= Jochen H.H. Ehrich =

German doctor

Jochen H.H. Ehrich (born 5 January 1946) is a German pediatric doctor in the fields of nephrology and tropical medicine, professor emeritus and Former Head of the Department of Paediatric Kidney, Liver and Metabolic Diseases at the Children’s Hospital, Hannover Medical School, in Hannover, Germany.

== Life and education ==
Jochen H.H. Ehrich was born in Braunschweig, Germany. He studied medicine from 1965 to 1971 at the Freie Universität Berlin and at the University of Lausanne, Switzerland. He performed in 1971 to 1972 a postgraduate study at London School of Hygiene and Tropical Medicine in London, UK and received the Diploma in Clinical Medicine of the Tropics.

== Career ==
From 1994-1997 he was Professor of Paediatrics and Head of Paediatric Nephrology at the Charité Hospital, Humboldt University of Berlin and from 1997-2011 he was Professor of Paediatrics and Head of Department of Paediatrics at the Children’s Hospital of Hannover Medical School.

== Clinical focus ==
His clinical responsibilities include paediatric nephrology, hepato-gastroenterology, endocrinology, tropical diseases and metabolic disorders.

== Research ==
His research activities are dealing with kidney diseases in Europe and in the Tropics, laboratory diagnosis of renal diseases, solid organ transplantation, metabolic disorders, as well as diversity of health care services in 46 European countries.

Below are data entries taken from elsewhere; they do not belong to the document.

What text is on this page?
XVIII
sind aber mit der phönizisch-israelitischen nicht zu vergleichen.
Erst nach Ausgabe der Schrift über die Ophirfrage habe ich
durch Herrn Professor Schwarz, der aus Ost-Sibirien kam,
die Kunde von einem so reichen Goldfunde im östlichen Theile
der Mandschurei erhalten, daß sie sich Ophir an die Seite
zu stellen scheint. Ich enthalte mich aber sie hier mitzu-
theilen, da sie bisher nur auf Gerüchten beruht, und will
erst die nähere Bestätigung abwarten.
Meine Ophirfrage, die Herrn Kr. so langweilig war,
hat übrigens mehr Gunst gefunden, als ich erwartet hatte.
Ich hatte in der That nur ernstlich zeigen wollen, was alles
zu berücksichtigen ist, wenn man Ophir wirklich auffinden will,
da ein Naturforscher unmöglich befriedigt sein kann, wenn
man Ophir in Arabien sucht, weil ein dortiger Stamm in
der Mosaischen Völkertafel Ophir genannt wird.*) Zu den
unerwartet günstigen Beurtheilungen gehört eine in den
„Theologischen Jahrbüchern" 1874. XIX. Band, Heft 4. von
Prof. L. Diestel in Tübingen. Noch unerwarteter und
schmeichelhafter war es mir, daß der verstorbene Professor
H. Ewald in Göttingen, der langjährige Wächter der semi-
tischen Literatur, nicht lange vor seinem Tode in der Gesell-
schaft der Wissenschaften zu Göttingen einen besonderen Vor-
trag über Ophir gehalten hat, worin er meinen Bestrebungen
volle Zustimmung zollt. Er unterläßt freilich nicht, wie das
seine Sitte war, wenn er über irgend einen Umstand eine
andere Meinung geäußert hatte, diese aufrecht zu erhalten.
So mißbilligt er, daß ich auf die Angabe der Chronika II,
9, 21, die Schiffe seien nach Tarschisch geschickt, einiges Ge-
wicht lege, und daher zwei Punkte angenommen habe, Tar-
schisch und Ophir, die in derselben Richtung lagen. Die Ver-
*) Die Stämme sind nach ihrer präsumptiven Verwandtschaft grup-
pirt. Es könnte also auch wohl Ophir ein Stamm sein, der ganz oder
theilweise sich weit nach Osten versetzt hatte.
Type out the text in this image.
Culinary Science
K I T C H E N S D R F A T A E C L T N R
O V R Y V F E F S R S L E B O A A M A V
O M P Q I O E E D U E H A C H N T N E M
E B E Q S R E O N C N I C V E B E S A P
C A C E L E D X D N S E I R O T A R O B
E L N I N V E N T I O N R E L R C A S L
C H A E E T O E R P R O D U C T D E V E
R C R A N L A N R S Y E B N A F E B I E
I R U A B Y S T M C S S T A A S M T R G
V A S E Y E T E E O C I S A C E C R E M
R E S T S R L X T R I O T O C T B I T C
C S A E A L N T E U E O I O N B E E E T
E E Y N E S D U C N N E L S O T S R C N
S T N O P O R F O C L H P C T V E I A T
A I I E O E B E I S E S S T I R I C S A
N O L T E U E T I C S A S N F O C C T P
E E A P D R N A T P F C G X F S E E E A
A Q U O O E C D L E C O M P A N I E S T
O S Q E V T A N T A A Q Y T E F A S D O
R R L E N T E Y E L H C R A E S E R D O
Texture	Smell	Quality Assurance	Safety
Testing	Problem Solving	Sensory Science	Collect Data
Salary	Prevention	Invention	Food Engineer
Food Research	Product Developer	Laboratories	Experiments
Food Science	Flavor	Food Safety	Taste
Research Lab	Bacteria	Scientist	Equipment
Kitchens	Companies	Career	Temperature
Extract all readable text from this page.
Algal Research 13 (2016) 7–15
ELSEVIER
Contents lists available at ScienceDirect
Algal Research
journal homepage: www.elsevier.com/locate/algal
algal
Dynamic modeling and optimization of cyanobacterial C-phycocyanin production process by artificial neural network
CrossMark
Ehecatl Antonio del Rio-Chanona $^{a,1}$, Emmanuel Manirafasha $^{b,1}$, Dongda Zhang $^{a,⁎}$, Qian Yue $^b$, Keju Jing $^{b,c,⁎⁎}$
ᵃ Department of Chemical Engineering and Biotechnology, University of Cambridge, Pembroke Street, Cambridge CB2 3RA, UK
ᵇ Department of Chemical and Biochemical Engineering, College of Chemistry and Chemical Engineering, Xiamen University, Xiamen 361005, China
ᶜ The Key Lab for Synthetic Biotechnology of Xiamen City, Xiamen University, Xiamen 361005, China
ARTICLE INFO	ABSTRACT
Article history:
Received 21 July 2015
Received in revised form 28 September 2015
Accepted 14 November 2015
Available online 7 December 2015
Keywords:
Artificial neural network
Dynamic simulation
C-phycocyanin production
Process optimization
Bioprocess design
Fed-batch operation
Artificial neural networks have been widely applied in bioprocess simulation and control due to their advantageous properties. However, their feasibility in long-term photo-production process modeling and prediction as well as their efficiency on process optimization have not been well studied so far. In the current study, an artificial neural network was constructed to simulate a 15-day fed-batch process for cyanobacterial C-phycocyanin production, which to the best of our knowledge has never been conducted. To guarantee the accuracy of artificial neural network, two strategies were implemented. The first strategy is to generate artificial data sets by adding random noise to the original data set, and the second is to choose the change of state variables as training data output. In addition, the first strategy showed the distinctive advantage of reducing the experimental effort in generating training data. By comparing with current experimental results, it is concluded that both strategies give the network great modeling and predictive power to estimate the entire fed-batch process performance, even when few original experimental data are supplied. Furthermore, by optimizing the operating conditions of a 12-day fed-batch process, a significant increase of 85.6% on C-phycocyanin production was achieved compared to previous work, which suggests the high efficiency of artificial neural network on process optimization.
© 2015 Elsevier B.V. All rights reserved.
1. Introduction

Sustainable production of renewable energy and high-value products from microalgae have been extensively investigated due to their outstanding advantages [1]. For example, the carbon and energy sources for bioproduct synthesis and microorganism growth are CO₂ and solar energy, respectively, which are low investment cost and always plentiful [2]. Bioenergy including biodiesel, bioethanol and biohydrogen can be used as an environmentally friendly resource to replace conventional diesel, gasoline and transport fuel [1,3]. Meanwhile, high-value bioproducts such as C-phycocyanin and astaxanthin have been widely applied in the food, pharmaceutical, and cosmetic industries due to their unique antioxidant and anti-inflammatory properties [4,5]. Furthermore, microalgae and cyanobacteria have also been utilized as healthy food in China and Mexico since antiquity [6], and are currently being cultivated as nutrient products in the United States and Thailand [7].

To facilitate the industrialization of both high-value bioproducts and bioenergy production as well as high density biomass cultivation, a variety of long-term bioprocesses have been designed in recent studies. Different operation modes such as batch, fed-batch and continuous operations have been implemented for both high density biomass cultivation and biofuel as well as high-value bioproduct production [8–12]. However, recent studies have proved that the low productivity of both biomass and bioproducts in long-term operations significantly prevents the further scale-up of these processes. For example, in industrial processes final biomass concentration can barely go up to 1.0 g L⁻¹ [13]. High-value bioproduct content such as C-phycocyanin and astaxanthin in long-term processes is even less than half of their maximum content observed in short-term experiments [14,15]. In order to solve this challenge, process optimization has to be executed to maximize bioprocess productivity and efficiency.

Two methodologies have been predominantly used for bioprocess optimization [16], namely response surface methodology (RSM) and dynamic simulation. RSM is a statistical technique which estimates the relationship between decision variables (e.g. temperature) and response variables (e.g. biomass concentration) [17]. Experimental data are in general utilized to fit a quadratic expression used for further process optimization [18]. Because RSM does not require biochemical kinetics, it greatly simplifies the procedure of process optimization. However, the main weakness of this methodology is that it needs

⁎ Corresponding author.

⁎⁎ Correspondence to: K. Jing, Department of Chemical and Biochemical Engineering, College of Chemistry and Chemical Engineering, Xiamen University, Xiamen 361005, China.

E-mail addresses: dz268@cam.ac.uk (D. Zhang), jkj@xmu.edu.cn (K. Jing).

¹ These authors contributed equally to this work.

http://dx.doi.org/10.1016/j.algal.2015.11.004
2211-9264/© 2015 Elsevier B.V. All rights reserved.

== International academic activities and work in international societies ==
- Member of the EDTA/ERA Registry 1988-1992
- Secretary general of European Society for Paediatric Nephrology 2000-2003
- Expert at the Council of Europe, Strasbourg, France, on “Child-Friendly Health Care” 2009-2011
- Guest professor at the Scientific Centre of Children’s Health in Moscow, Russia from 15 January- 15 March 2012
- Guest professor at University Children’s Hospital in Innsbruck, Austria from 1.11.2012 – 28.2.2013
- Member of the European Paediatric Association since 1996

== Awards ==
- Honorary member of the Hungarian Society of Nephrology in Budapest, Nov 14th 2002
- Purkinje Medal of the Charles University in Prague, June 8, 2006
- Honorary member of the Polish Society for Paediatric Nephrology in Szczecin, 7 May 2009
- Honorary Professor of Paediatrics of the Russian Academy of Science, Scientific Centre of Children’s Health, Moscow, 25 September 2009
- Johann Gottfried Herder Grant and Visiting Professorship at Russian Academy of Medical Science, Scientific Centre of Children’s Health, Moscow, 15 January -15 March 2012.

== Publications ==
Jochen H.H. Ehrich is the author of more than 250 papers in English and more than 200 in German.